The script of Dark Glasses was written two decades ago and was only recently rediscovered by Argento’s daughter Asia, placing the origins of this project squarely within Argento’s embattled attempts to reboot the giallo template for a new millennium. Like Sleepless it gambles on a particularly strong opening, but unlike The Card Player and Giallo it has no interest in the detection process. In fact, the plot of Dark Glasses is so slim that it might have been one of the nightmares Argento presented in 1987 as the three-minute vignettes (partly recounted by him, partly adapted into mini-films) that constituted the “Gli incubi di Dario Argento”segment in the TV show Giallo, which is a good thing. When the killer is finally revealed, there is little surprise involved: he is toxic masculinity distilled into murderous impulse, and as such a reminder that the violence in the original gialli bore witness to the spectacle of traditional masculinity and machismo feeling threatened in the wake of social changes, sexual revolution, and women’s liberation. (The killer is also the dark twin of the late Meat Loaf’s possessed furrier in Pelts,one of the two hugely enjoyable conte cruel black comedies Argento made for the Masters of Horror series in the mid-2000s, which are also mini-marvels of comic-book stylization.)

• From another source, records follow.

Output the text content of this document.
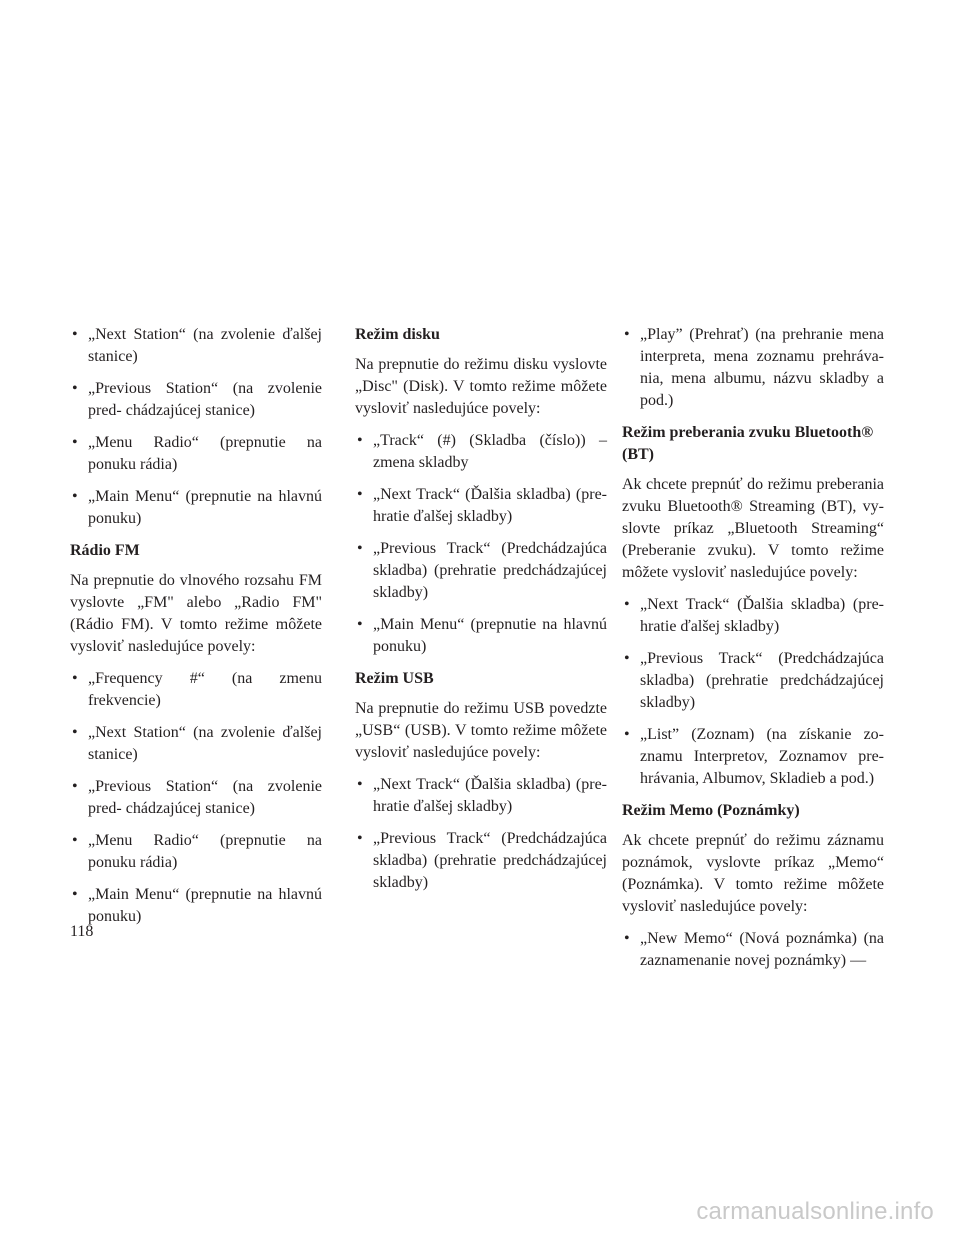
• „Next Station“ (na zvolenie ďalšej stanice)
• „Previous Station“ (na zvolenie pred- chádzajúcej stanice)
• „Menu Radio“ (prepnutie na ponuku rádia)
• „Main Menu“ (prepnutie na hlavnú ponuku)
Rádio FM
Na prepnutie do vlnového rozsahu FM vyslovte „FM" alebo „Radio FM" (Rádio FM). V tomto režime môžete vysloviť nasledujúce povely:
• „Frequency #“ (na zmenu frekvencie)
• „Next Station“ (na zvolenie ďalšej stanice)
• „Previous Station“ (na zvolenie pred- chádzajúcej stanice)
• „Menu Radio“ (prepnutie na ponuku rádia)
• „Main Menu“ (prepnutie na hlavnú ponuku)
Režim disku
Na prepnutie do režimu disku vyslovte „Disc" (Disk). V tomto režime môžete vysloviť nasledujúce povely:
• „Track“ (#) (Skladba (číslo)) – zmena skladby
• „Next Track“ (Ďalšia skladba) (pre- hratie ďalšej skladby)
• „Previous Track“ (Predchádzajúca skladba) (prehratie predchádzajúcej skladby)
• „Main Menu“ (prepnutie na hlavnú ponuku)
Režim USB
Na prepnutie do režimu USB povedzte „USB“ (USB). V tomto režime môžete vysloviť nasledujúce povely:
• „Next Track“ (Ďalšia skladba) (pre- hratie ďalšej skladby)
• „Previous Track“ (Predchádzajúca skladba) (prehratie predchádzajúcej skladby)
• „Play” (Prehrať) (na prehranie mena interpreta, mena zoznamu prehráva- nia, mena albumu, názvu skladby a pod.)
Režim preberania zvuku Bluetooth® (BT)
Ak chcete prepnúť do režimu preberania zvuku Bluetooth® Streaming (BT), vy- slovte príkaz „Bluetooth Streaming“ (Preberanie zvuku). V tomto režime môžete vysloviť nasledujúce povely:
• „Next Track“ (Ďalšia skladba) (pre- hratie ďalšej skladby)
• „Previous Track“ (Predchádzajúca skladba) (prehratie predchádzajúcej skladby)
• „List” (Zoznam) (na získanie zo- znamu Interpretov, Zoznamov pre- hrávania, Albumov, Skladieb a pod.)
Režim Memo (Poznámky)
Ak chcete prepnúť do režimu záznamu poznámok, vyslovte príkaz „Memo“ (Poznámka). V tomto režime môžete vysloviť nasledujúce povely:
• „New Memo“ (Nová poznámka) (na zaznamenanie novej poznámky) —
118
carmanualsonline.info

The police prove useless, as almost always in Argento (in one of those Hitchcock traits he cheerfully picked up), but they contribute to the re-emergence of the absurd, Argento-style—he cherishes these moments when, as in dreams, something nonsensical is made to seem perfectly normal. Thus, an inspector hands the blind Diana a card with her phone number, in case she wants to call. Later, Chin will in fact call and cause danger, in one of the many twin motives that anchor the film’s nightmare logic much better than its narrative: two strangulations with wire and two cut throats (not the same), two car accidents and two crime scenes (with crowds gathering to watch), two times that Diana approaches the camera in a particular way in two meetings with the same client (who the second time around says to the now-blind Diana that he is excited by this as he considers himself “a monster”—a moment that underlines Argento’s alliance with the old horror cinema in which you identified with the monster), two shower scenes and two dog kennels…even knockout spray is used twice, and so on. These doublings reach their apex in a magnificent moment in which Rita and the killer drive by each other and each one has their own flashback, which mirror each other as shot–counter-shot.

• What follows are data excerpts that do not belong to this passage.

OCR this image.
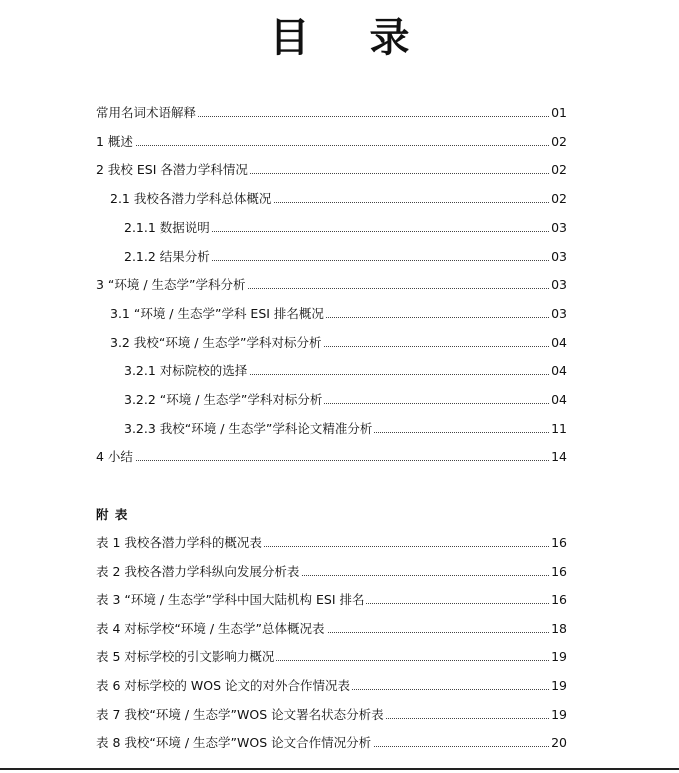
目 录
常用名词术语解释	01
1 概述	02
2 我校 ESI 各潜力学科情况	02
2.1 我校各潜力学科总体概况	02
2.1.1 数据说明	03
2.1.2 结果分析	03
3 “环境 / 生态学”学科分析	03
3.1 “环境 / 生态学”学科 ESI 排名概况	03
3.2 我校“环境 / 生态学”学科对标分析	04
3.2.1 对标院校的选择	04
3.2.2 “环境 / 生态学”学科对标分析	04
3.2.3 我校“环境 / 生态学”学科论文精准分析	11
4 小结	14
附 表
表 1 我校各潜力学科的概况表	16
表 2 我校各潜力学科纵向发展分析表	16
表 3 “环境 / 生态学”学科中国大陆机构 ESI 排名	16
表 4 对标学校“环境 / 生态学”总体概况表	18
表 5 对标学校的引文影响力概况	19
表 6 对标学校的 WOS 论文的对外合作情况表	19
表 7 我校“环境 / 生态学”WOS 论文署名状态分析表	19
表 8 我校“环境 / 生态学”WOS 论文合作情况分析	20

In other words, like all of Argento, Dark Glasses is about seeing and not seeing. In one late scene, Argento seems to evoke the popular ur-text on the subject, Wait Until Dark (1967), but it’s a misdirection, much like the water snakes or the brutal brawl with a group of hunters who for a moment appear as saviours and remind us of the beauty that springs from Argento’s mad poetry, even when he’s occasionally shackled. The prolonged climactic showdown, taking place in dark nature, pivots around Chin becoming Diana’s eyes. When he leaves her for a while—with an economical, unexplained split-second cut to black—she hesitantly feels her way through the dark woods, her face touched by leaves that seem to caress her, just as the rats caressed Julian Sands as Argento’s Phantom of the Opera. Even in Argento, the fear of being left alone has rarely found such pungent expression, and the final scene distills it with disarming simplicity. In the end, Diana—although in a crowded airport—is overcome by loneliness, and she kneels down to embrace her dog, saying, “You’re the only friend I have left.”